NIH informatics grants to better facilitate collaboration among researchers
The National Institutes of Health, a branch of the U.S. Department of Health and Human Services and the primary federal agency for conducting and supporting medical research, has awarded three contracts for pilot projects to improve informatics support for researchers conducting small-to medium-sized clinical studies.
Officials say the projects will boost how researchers communicate and aid in the discovery of new treatments for diseases.
The two-year contracts, totalling about $4 million, were awarded to Case Western Reserve University in Cleveland, Ohio, the University of Washington in Seattle and Vanderbilt University in Nashville, Tenn.
The universities represent a collaboration of individuals that will receive NIH Clinical and Translational Science Awards (CTSA). The CTSA program, which is administered by the National Center for Research Resources, is designed to create a definable academic home for the discipline of clinical and translational science at institutions across the country.

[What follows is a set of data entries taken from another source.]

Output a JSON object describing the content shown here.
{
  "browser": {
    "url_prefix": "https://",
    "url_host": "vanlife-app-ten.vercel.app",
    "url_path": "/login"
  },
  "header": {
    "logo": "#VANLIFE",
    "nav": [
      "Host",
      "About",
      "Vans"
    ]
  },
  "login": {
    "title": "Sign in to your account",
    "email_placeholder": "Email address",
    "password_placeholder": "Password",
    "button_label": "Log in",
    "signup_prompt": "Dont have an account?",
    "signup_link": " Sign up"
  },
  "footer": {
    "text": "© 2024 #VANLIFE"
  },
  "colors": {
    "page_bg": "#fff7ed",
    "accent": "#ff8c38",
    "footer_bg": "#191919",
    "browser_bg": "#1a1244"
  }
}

"These projects, which will build on the existing strong informatics expertise at the institutions, will promote new ways ... to enable researchers to collaborate and communicate across the CTSA consortium and with other partners in their research," said NCRR Director Barbara M. Alving, MD. "The projects are one important part of a larger effort to achieve the potential of clinical and translational science and reduce the time it takes to develop new treatments for disease."
The Case Western Reserve University project will develop Physio-MIMI, an informatics infrastructure for collecting, managing and analyzing diverse data types across institutions. Researchers will be able to more effectively and efficiently collaborate in national studies that include many complex data sources and types, such as heart or brain monitoring data and genomic information.
A key component of the system will allow secure, safe and regulated transfer of information from clinical care systems and research databases.
The University of Washington project will develop a mechanism allowing researchers at three large, geographically distributed medical centers to easily access large shared data sets to assist in designing research studies and generating hypotheses.
This team will extend Harvard University's i2b2 software architecture to support cross-institution searches. This project will provide model policies and procedures to advance multi-institutional sharing of clinical data in support of research.
The Vanderbilt University project will extend the capabilities of the Research Electronic Data Capture (REDCap) system. REDCap is a software toolset that provides research teams with an easy workflow to rapidly develop secure, Web-based applications for collecting, managing and appropriate sharing of clinical study data.
The project's enhancements will make the system useful to a significantly greater number of studies and facilitate national and international collaborations. REDCap currently supports approximately 300 studies across an international consortium of 31 institutions.